AHILYA RANGNEKAR (1922-2009)
Ahilya Rangnekar was a freedom fighter and politician. She was born in Poona. She was the youngest among eight children. As a young girl, she organized a demonstration of girl students to protest the death of Mahatma Gandhi’s secretary, Mahadev Desai, in British custody at the Aga Khan Palace. She was jailed for three months at Yerawada where she hoisted the Indian tricolour inside the jail premises. The Communist leader B.T. Ranadive was her elder brother. She graduated from college and joined the Communist Party of India in 1943 and was active in the movement for a united Maharashtra and with the Girni Kamgar Union. In 1943 also she was one of the founders of the Parel Mahila Sangh, later the Janwadi Mahila Sangh, part of the All India Democratic Women’s Association. She later became the national working president of the AIDWA and in 2001, she became its patron. In 1945 she married P.B. Rangnekar. She was involved in the Navy Ratings Mutiny of 1946. She fasted for twenty one days during the railway strike of 1948. From 1961 to 1980 she was a corporator of the Bombay Municipal Corporation.
She was known as ‘ranragini’ (firebrand) for her participation in the 1972 ‘rolling pin marches’ against price hikes, protests for the rights of tribals, anganwadis and labourers.
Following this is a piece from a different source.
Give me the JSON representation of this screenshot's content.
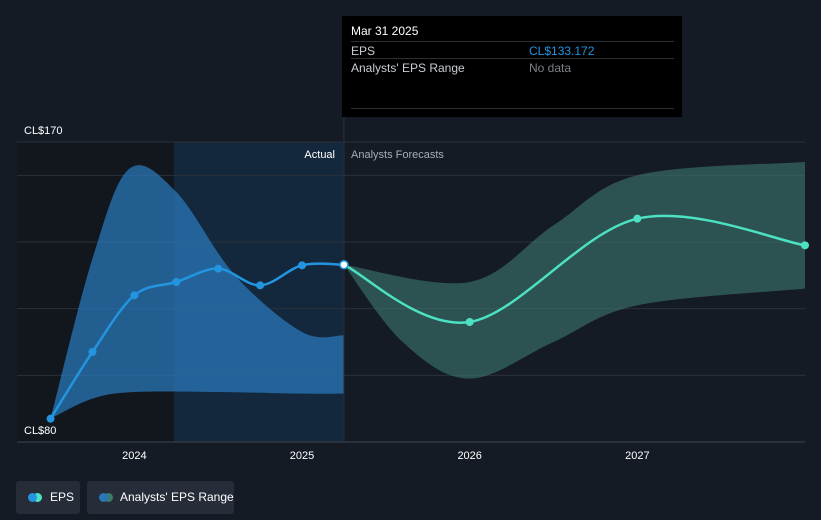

She protested the Emergency and was jailed along with Durgabai Bhagwat (q.v.) and Jaywantiben Mehta in Arthur Road Jail. She was elected to the Lok Sabha in the 1977 election. She was a member of the Lok Sabha from 1977-1980, representing Mumbai North Central constituency. In 1975, she was elected to the general council of the Centre of Indian Trade Unions and in 1979, she became its vice president. From 1983 to 1986 she was the secretary of the Maharashtra state unit of the CPI (M), and of the party’s central committee from 1978 to 2005.